Homologous Imide Bonds to Build Polymer-Covalent Organic Framework Electrolytes for Efficient Ion Transport
De‐Hui Guan, Xiaoxue Wang, Lin Li, Guannan Chen, Guanyu Qiao, Ji‐Jing Xu
Abstract
A critical challenge for the safe operation of next-generation lithium (Li) metal batteries lies in the development of the key enabler of solid electrolytes. Herein, a polymer-covalent organic framework (COF) electrolyte with homologous imide bonds was designed and developed for safe and stable solid-state Li metal batteries. The imide-bonded COFs with ordered channels function as Li + selective gates and conduction bridges, facilitating efficient ion transport while maintaining structural stability. Meanwhile, the fluorinated polyimide (FPI) polymer enriched with imide bonds contributes to the mechanical robustness, flexibility, and interfacial compatibility with Li metal electrodes, mitigating dendrite growth and improving long-term cycling stability. Owing to the synergistic effect between the COF and polymer, the polymer-COF delivers an ionic conductivity of 3.3 × 10 –4 S cm –1 with a transference number of 0.82 and a wide electrochemical stability window.

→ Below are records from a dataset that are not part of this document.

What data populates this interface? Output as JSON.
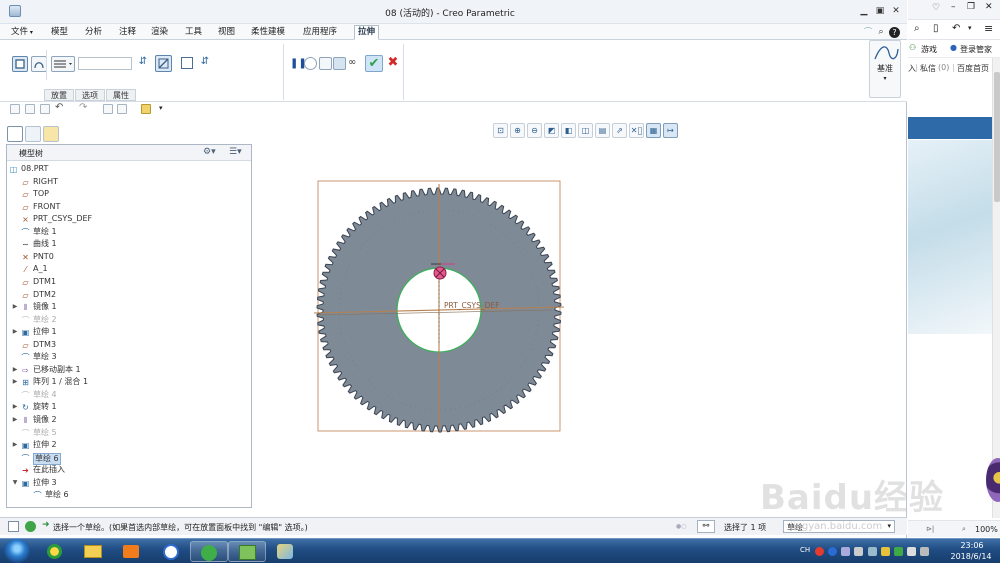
{
  "window": {
    "title": "08 (活动的) - Creo Parametric"
  },
  "menu": {
    "tabs": [
      {
        "label": "文件",
        "dropdown": true
      },
      {
        "label": "模型"
      },
      {
        "label": "分析"
      },
      {
        "label": "注释"
      },
      {
        "label": "渲染"
      },
      {
        "label": "工具"
      },
      {
        "label": "视图"
      },
      {
        "label": "柔性建模"
      },
      {
        "label": "应用程序"
      },
      {
        "label": "拉伸",
        "active": true
      }
    ]
  },
  "ribbon": {
    "subtabs": [
      "放置",
      "选项",
      "属性"
    ],
    "datum_label": "基准",
    "depth_value": ""
  },
  "model_tree": {
    "header": "模型树",
    "items": [
      {
        "label": "08.PRT",
        "icon": "part-icon",
        "level": 0
      },
      {
        "label": "RIGHT",
        "icon": "datum-plane-icon",
        "level": 1
      },
      {
        "label": "TOP",
        "icon": "datum-plane-icon",
        "level": 1
      },
      {
        "label": "FRONT",
        "icon": "datum-plane-icon",
        "level": 1
      },
      {
        "label": "PRT_CSYS_DEF",
        "icon": "csys-icon",
        "level": 1
      },
      {
        "label": "草绘 1",
        "icon": "sketch-icon",
        "level": 1
      },
      {
        "label": "曲线 1",
        "icon": "curve-icon",
        "level": 1
      },
      {
        "label": "PNT0",
        "icon": "datum-point-icon",
        "level": 1
      },
      {
        "label": "A_1",
        "icon": "axis-icon",
        "level": 1
      },
      {
        "label": "DTM1",
        "icon": "datum-plane-icon",
        "level": 1
      },
      {
        "label": "DTM2",
        "icon": "datum-plane-icon",
        "level": 1
      },
      {
        "label": "镜像 1",
        "icon": "mirror-icon",
        "level": 1,
        "expandable": true
      },
      {
        "label": "草绘 2",
        "icon": "sketch-icon",
        "level": 1,
        "dim": true
      },
      {
        "label": "拉伸 1",
        "icon": "extrude-icon",
        "level": 1,
        "expandable": true
      },
      {
        "label": "DTM3",
        "icon": "datum-plane-icon",
        "level": 1
      },
      {
        "label": "草绘 3",
        "icon": "sketch-icon",
        "level": 1
      },
      {
        "label": "已移动副本 1",
        "icon": "move-copy-icon",
        "level": 1,
        "expandable": true
      },
      {
        "label": "阵列 1 / 混合 1",
        "icon": "pattern-icon",
        "level": 1,
        "expandable": true
      },
      {
        "label": "草绘 4",
        "icon": "sketch-icon",
        "level": 1,
        "dim": true
      },
      {
        "label": "旋转 1",
        "icon": "revolve-icon",
        "level": 1,
        "expandable": true
      },
      {
        "label": "镜像 2",
        "icon": "mirror-icon",
        "level": 1,
        "expandable": true
      },
      {
        "label": "草绘 5",
        "icon": "sketch-icon",
        "level": 1,
        "dim": true
      },
      {
        "label": "拉伸 2",
        "icon": "extrude-icon",
        "level": 1,
        "expandable": true
      },
      {
        "label": "草绘 6",
        "icon": "sketch-icon",
        "level": 1,
        "highlight": true
      },
      {
        "label": "在此插入",
        "icon": "insert-arrow-icon",
        "level": 1
      },
      {
        "label": "拉伸 3",
        "icon": "extrude-icon",
        "level": 1,
        "expanded": true
      },
      {
        "label": "草绘 6",
        "icon": "sketch-icon",
        "level": 2
      }
    ]
  },
  "graphics": {
    "csys_label": "PRT_CSYS_DEF"
  },
  "statusbar": {
    "message": "选择一个草绘。(如果首选内部草绘，可在放置面板中找到 \"编辑\" 选项。)",
    "selected": "选择了 1 项",
    "filter": "草绘"
  },
  "browser": {
    "games_label": "游戏",
    "login_label": "登录管家",
    "link_in": "入",
    "link_pm": "私信",
    "pm_count": "(0)",
    "link_home": "百度首页",
    "zoom": "100%"
  },
  "taskbar": {
    "time": "23:06",
    "date": "2018/6/14",
    "lang": "CH"
  },
  "watermark": {
    "text": "Baidu经验",
    "url": "jingyan.baidu.com"
  },
  "colors": {
    "gear": "#7f8a97",
    "gear_edge": "#3c4452",
    "bore_edge": "#3bb05a",
    "frame": "#c48b60",
    "csys_point": "#e05a8b",
    "confirm": "#2fa24a",
    "cancel": "#d22a2a"
  }
}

Besides, the polymer-COF solid electrolyte displays stable Li plating/stripping behavior over 2000 h, benefiting from superior interfacial compatibility. The applications of polymer-COF solid electrolytes in Li//LiNi 0.8 Co 0.1 Mn 0.1 O 2 batteries further demonstrate that high Coulombic efficiency (>99.0%) and long life (>200 cycles) can be achieved. This design opens new routes to develop room-temperature solid electrolytes for high-performance solid batteries.